Berlin’s dancefloors are like putrid petri dishes where experimental drugs get tested for mass market adoption, and 3-MMC was everywhere this summer: DJs squatted under the booth to rail lines of the rocky white powder during their sets (lol classic move), KitKat club chemsex fiends debated if it would be good for their erections, and at an extremely fashion afterparty for Michelle Lamy and Arca one night, the Balenci-gays scuttled outside to pick up “some 3-MMC and cocaine, dahling.” 

So wtf is 3-MMC, and why is it trending? 

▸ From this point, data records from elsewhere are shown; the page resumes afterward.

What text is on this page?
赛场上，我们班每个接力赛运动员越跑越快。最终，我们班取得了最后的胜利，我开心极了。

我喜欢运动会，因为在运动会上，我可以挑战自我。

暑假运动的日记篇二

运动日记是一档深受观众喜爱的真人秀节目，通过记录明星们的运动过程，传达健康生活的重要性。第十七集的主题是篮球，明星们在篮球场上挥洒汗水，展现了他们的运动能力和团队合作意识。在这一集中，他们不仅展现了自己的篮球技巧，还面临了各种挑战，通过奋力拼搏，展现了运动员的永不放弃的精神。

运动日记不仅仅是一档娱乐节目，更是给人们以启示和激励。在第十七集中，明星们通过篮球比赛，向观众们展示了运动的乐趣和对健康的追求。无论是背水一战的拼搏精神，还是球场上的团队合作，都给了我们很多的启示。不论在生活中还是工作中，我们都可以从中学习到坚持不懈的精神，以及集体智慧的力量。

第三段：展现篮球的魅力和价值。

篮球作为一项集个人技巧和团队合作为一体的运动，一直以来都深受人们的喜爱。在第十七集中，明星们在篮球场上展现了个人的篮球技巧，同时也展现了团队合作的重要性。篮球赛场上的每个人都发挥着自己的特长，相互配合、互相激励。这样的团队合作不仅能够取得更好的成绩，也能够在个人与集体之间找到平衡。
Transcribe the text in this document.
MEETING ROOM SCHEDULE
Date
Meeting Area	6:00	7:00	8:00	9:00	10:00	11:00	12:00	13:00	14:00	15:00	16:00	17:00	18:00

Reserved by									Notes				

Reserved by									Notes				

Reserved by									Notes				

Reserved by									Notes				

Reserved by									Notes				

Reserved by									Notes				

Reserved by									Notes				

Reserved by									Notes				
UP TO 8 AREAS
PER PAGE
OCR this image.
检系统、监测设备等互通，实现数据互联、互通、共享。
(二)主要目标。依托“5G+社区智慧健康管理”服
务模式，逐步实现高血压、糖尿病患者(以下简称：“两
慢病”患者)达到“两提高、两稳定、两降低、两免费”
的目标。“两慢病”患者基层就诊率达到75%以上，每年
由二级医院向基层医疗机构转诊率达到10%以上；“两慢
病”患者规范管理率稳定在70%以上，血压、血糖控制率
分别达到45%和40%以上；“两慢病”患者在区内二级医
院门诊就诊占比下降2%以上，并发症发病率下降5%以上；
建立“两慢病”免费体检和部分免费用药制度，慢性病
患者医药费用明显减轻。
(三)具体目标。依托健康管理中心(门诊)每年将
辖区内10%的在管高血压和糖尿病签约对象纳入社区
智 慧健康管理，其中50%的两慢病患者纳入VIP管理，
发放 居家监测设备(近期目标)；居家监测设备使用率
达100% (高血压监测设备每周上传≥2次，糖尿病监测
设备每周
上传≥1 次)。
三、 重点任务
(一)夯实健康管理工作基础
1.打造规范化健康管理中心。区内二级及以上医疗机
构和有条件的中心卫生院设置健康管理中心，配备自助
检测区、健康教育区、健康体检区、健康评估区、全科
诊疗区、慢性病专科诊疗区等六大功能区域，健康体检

To understand the rise of 3-MMC, we must first unravel a long chain of events in the drug market that precipitated its popularity. More than just another synthetic substance that sounds like Grimes’ baby, 3-MMC encapsulates how the party drug landscape of the 2000s has been evolving in response to factors like: the development of online distribution networks, industrialization of designer drugs, War on Drugs Synthetic Analogues, and fears of fentanyl contamination. In other words, this “weird new drug” is a sign of our fucked-up times.